Monday, February 19, 2007

As a contributor, I hope to give my ideas and opinions on our various topics about life stages and situations. Writers use them all the time. Lord, I'm feeling lucky. I seldom get asked my opinion, but I sure have a lot of them. Here, I can just give them!

I've been an art teacher, a black and white artist, a graphic artist and muralist. Now I work making catalogs and as a writer of fantasy and science fiction.

What Rob is talking about below is aliteration. People who know how to read but just don't for one reason or another. Many people worry about teens who don't read. And since Rob has already posted, I'll add my two-bits.

Did you know that no one carried a book into 6 out of every 10 houses in the U.S. last year? Did you know that half of U.S. citizens are illiterate or aliterate? Are you aware we are raising a generation of aliterate children?

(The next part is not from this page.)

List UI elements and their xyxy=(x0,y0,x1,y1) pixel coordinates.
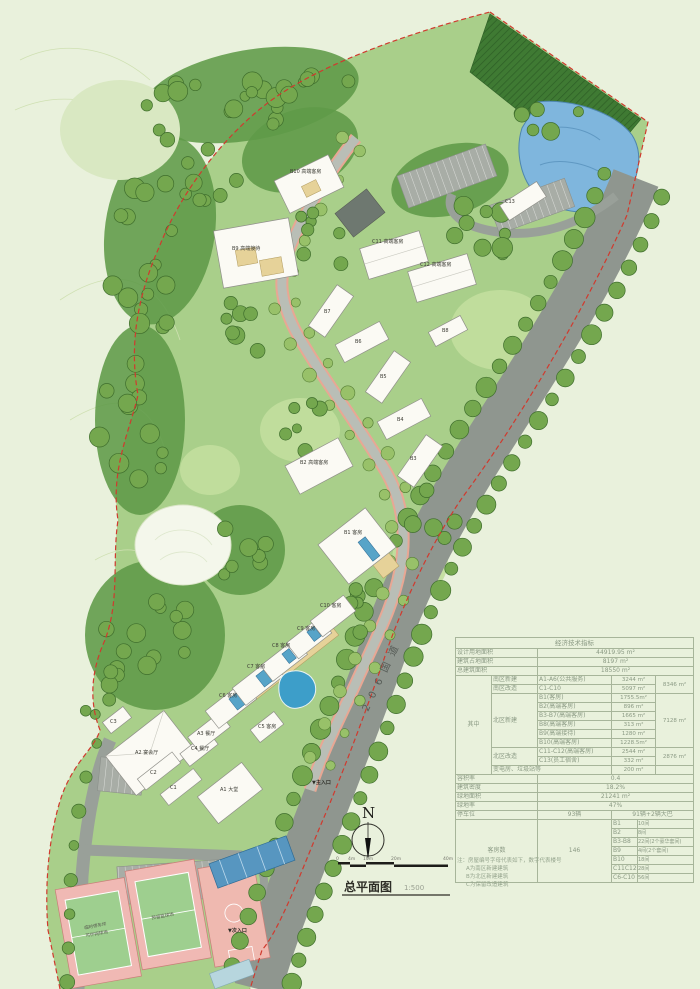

Aliterate? The whole concept is mind-bending to me. Someone who can read but doesn't read for the sheer pleasure of immersing themselves in a story? I've learned you can read to you children from the get-go, but by the time they are teens, they might be aliterate. There are many reasons. If you remember, there is a lot of (excuse me) BORING reading required in school rooms. Teens are drawn by other media like electronic games, cell phones, texting, My Space and television with their quick pleasure pay-offs. Sometimes just finding time to rest can be a major teen problem.

~Kylene Beers, a professor of reading at the University of Houston, is one of the few academics that have written about the phenomenon. According to her, there are two types of reading. Efferent reading is purposeful reading, the kind students labor to do in schools. Efferent readers take something useful from the material such as answers for a test. Aesthetic reading is reading for the sheer bliss of it. ~

Love that label. Aesthetic Reading. So how do we create Aesthetic Readers?

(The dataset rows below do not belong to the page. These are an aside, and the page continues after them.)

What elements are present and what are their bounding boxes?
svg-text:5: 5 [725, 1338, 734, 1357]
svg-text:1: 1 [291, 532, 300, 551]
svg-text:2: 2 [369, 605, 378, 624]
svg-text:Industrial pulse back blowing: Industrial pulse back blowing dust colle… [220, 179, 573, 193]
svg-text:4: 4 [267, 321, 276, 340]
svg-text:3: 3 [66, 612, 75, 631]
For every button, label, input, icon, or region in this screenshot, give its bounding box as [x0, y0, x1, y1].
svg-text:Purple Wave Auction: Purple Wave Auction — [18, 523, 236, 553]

Check out this article Getting teens to read by Gwynne Spencer. Her are a few of her comments and suggestions.

~Read aloud to them when you’re a co-passenger in the car or plane.~

~Tell them they’re "not old enough to read it" and you can bet your booties they’ll beg, borrow or steal a copy.~

~Add an allowance bonus of $1 for every half hour they spend in front of the TV with the one-eyed monster turned off, while they read.~

~Take them to the bookstore, the library and the school bookfair and buy them books. If we’re going to win the war on illiteracy or aliteracy, we have to begin with a massive assault on lack of appropriate reading matter. In our world, if we value it, we BUY it.~

As parents, grandparents, aunts, uncles, mentors, let's all make sure our children are
Aesthetic Readers. We can give them no greater life-time gift.

2 comments:

Jan Verhoeff said...

I'm always amazed when I meet children who don't read. Although, this last winter was an eye opener. I was visiting with a friend in her home and noticed they didn't have any bookshelves in the living areas, and there were no books around. So, I mentioned it to her.

"Oh, we don't have time to read, by the time we get done with work, feeding the kids, cleaning up and getting ready for the next day, it's all we can do to get in an hour of television before we're off to bed."

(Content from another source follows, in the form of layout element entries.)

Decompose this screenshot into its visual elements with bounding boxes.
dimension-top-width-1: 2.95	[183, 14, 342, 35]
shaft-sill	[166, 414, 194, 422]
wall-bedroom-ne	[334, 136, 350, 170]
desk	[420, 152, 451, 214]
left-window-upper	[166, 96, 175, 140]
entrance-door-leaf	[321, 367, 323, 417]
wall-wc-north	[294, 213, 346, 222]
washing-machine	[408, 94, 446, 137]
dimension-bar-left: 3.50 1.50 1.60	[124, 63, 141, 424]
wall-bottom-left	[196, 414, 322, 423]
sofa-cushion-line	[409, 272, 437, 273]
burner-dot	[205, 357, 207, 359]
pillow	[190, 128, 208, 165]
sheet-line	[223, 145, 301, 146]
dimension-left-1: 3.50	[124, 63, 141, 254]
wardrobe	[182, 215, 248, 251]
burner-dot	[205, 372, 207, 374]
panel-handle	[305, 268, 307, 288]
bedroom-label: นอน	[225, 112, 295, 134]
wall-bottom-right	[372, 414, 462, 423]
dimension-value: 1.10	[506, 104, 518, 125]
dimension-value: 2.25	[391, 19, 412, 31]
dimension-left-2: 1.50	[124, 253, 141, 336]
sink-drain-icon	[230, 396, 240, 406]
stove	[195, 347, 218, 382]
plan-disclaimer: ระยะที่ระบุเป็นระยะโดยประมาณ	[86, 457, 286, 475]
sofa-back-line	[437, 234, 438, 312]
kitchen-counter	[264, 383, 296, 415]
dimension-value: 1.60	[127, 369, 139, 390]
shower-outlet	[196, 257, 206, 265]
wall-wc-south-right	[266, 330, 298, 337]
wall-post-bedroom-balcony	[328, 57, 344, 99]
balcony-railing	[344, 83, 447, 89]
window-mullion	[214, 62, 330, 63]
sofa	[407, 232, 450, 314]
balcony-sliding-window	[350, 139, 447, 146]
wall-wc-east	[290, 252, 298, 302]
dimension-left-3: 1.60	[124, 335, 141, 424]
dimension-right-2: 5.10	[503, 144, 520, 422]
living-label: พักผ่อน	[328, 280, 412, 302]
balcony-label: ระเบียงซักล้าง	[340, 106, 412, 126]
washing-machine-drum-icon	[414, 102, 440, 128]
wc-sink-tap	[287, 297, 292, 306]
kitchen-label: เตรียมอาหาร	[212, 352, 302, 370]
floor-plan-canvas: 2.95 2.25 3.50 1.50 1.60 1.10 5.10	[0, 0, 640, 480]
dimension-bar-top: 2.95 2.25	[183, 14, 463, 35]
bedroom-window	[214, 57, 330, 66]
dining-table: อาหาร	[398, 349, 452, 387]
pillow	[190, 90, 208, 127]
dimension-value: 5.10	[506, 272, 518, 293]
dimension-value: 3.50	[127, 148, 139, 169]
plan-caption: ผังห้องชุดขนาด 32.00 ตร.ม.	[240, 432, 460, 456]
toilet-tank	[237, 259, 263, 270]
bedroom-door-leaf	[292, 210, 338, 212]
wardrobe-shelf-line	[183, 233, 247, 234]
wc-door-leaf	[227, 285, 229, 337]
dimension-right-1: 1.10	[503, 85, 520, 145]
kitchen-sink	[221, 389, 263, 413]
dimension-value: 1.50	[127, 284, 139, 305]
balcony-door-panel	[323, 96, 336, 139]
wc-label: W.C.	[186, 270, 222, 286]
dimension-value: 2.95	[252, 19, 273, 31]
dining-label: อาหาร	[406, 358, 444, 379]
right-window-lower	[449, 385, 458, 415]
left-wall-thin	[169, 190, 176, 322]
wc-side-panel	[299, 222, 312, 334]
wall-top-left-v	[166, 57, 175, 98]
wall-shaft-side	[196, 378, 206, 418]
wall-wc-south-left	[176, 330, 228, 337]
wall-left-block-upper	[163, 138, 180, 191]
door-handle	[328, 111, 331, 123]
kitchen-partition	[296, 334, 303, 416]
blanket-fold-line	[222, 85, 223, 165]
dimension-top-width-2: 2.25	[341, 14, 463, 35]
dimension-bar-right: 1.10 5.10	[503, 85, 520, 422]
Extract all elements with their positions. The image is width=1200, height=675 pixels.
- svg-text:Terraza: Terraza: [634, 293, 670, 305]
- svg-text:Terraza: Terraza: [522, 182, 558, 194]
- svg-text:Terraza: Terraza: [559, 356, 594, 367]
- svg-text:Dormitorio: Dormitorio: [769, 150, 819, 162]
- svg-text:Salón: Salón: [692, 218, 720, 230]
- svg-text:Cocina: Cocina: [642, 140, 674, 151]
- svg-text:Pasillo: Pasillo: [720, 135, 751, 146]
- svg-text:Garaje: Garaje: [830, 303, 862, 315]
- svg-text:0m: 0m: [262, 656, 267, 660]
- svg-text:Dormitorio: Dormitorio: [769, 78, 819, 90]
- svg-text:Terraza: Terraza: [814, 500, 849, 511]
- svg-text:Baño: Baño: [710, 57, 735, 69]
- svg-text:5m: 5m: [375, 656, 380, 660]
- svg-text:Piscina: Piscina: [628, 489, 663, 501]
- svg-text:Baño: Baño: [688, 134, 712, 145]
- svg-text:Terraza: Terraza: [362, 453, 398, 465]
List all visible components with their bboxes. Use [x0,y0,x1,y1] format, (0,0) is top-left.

I was gaga! I have a television in my home, but we use it for occasionaly videos, or a video game, sometimes for a class the kids are taking. I don't even subscribe to cable. There are three 6 foot tall bookcases in my living room, four more in the hall, and at least one in each bedroom and they are all full.

I home school my kids and they always have a book in their hands. If we don't make it to the library every week, the librarian calls to see if we're sick, whether we actually check out books or not.

I'm so naive, I just assumed other families read as much as we do.

Rhobin said...

I have more books than bookcases, even though I frequently give books away. The kids help by coming over and 'borrowiing' books, which translates they want it for their collection. I like having my taste in books approved.

There are many reasons why children don't read, some are physiological like dyslexia. Not having time in busy life schedules sounds lame. You make time for what is important to you. The problem is if reading doesn't start early, it often never starts at all. And as all readers know, you can learn anything if you can read about it. If you can't read, you life is impaired.